When you picture a fish that spends its whole life constantly swimming at high speed, you probably see a tuna or marlin – something that cruises miles and miles each day through the open ocean. These fish generally have crescent-shaped tails with a narrow caudal peduncle – the part of the fish tail just before the tail fin – built for efficient swimming 24/7. However, fish living in fast-flowing rivers also need to swim fast constantly to be successful. The main difference from their deep-sea counterparts is that these riverine fish are swimming as hard as they can to go nowhere; they are essentially on a giant water treadmill. Living in torrential rapids, these fish need specialized traits to help them swim all day just to stay in the same spot, a behavior known as station-holding, to avoid getting washed downstream. Are the adaptations for swimming constantly in a flowing river to station-hold like those for roaming the relatively calm open ocean at speed?

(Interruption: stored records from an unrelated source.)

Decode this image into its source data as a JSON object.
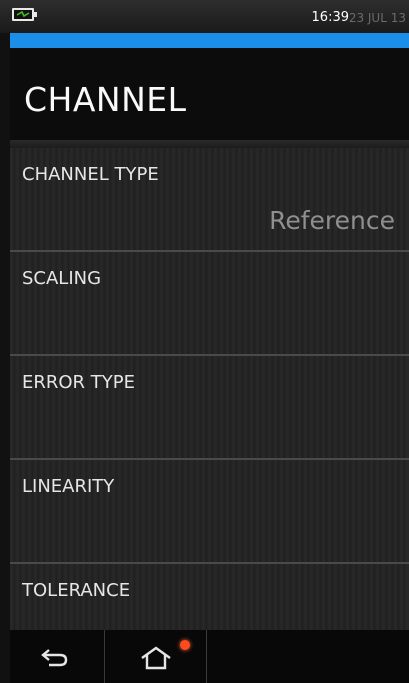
{
  "status": {
    "time": "16:39",
    "date": "23 JUL 13",
    "battery_icon": "battery-charging-icon"
  },
  "header": {
    "title": "CHANNEL"
  },
  "items": [
    {
      "label": "CHANNEL TYPE",
      "value": "Reference"
    },
    {
      "label": "SCALING",
      "value": ""
    },
    {
      "label": "ERROR TYPE",
      "value": ""
    },
    {
      "label": "LINEARITY",
      "value": ""
    },
    {
      "label": "TOLERANCE",
      "value": ""
    }
  ],
  "nav": {
    "back_icon": "back-arrow-icon",
    "home_icon": "home-icon",
    "notification_color": "#ff4a1c"
  },
  "colors": {
    "accent": "#1a8ee8",
    "background": "#111111"
  }
}
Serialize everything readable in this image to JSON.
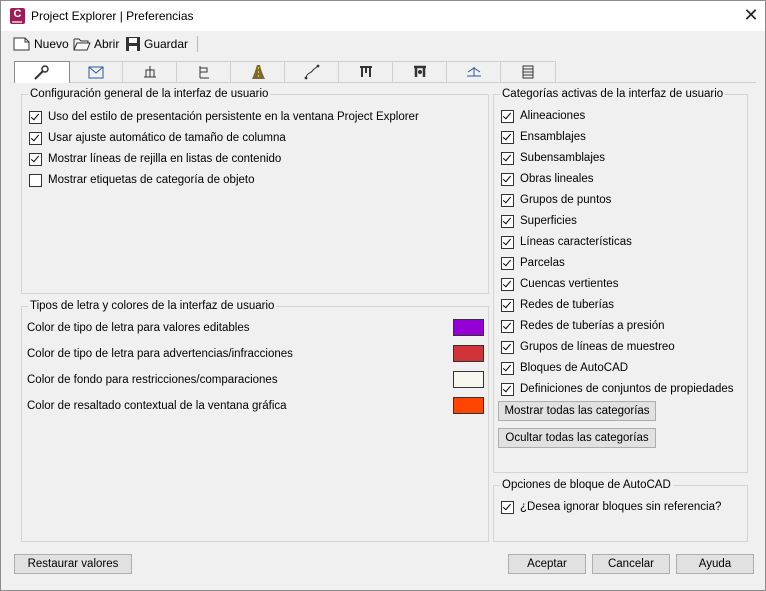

To find out, a group of scientists from Northern Arizona University, USA, led by Daniel Kimball in Alice Gibb's lab, looked at the tail anatomy of three species of minnow from the southwestern USA to compare with that of tuna and other open ocean cruisers. These closely related minnows – bonytail, humpback chub and roundtail chub, listed in descending order of flow preference – are some of the species that traverse the world-famous rapids of the Colorado River as it passes through the Grand Canyon. Building on previous work, Kimball and colleagues found that not only does the bonytail have spines for muscle attachment on its vertebral column, which insert at sharper angles than for your typical fish, but the angle of these spines gets shallower from head to tail. This makes its caudal peduncle much thinner and more streamlined than those of most other fish, independently evolving the same shape as the tuna tail, despite being completely unrelated. Meanwhile, the slower-water preferring roundtail chub had more obtuse vertebral spines with a thicker, more typical tail shape.

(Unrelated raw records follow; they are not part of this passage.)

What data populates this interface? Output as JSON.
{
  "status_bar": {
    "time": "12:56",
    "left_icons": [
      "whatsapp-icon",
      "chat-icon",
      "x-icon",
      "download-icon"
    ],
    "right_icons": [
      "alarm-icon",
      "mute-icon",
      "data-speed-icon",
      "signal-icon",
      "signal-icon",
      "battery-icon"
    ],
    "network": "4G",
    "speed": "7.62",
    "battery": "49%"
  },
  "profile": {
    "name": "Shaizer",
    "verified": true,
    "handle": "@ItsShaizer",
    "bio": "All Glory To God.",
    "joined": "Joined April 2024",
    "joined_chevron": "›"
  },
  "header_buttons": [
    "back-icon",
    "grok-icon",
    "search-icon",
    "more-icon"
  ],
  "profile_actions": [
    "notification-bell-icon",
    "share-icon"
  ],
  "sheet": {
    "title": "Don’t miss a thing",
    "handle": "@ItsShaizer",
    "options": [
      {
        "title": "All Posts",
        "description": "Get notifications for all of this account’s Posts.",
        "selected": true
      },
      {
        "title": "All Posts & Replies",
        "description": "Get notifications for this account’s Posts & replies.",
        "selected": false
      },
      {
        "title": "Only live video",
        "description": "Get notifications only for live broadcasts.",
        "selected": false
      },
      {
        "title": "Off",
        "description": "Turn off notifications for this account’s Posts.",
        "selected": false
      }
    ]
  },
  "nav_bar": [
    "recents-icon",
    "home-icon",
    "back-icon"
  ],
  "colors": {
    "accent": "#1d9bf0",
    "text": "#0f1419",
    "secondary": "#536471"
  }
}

Tails are more than just bones, though. How does the bonytail's tail muscles and connective tissues compare with those of tuna and other oceanic speedy species that prefer slower moving water? Kimball and colleagues tried stretching the muscles that move the minnows’ tails to find out how much force they can withstand. They also measured how much collagen, a tough connective tissue, was found in these muscles by examining them under a microscope. The team found that the tail muscles of the bonytail resisted tearing better than those of the other species, with roundtail chub having the least tear-resistant muscles. This means that compared with its lazier, though still relatively active relatives, the bonytail can safely transmit a lot more force through its tail to propel itself through fast-flowing rapids. Additionally, the team found that the muscles powering the bonytail's tail had more collagen than its other muscles, which was not seen in the other species. This suggests their tail muscles may act like the springy tendons of tuna tails, storing elastic energy on each tail movement, allowing bonytails to swim efficiently at high speeds.
While there may not be any freshwater tuna, bonytails come as close as possible thanks to convergent evolution allowing both species to arrive at the same solution for high performance swimming. However, instead of swimming non-stop to cross entire oceans, bonytails swim non-stop just to stay still in fast-flowing rivers. Like a cross-country runner on a treadmill, the bonytail could cruise through the oceans with tunas if they wanted to, but prefer the scenic landscape of the Grand Canyon.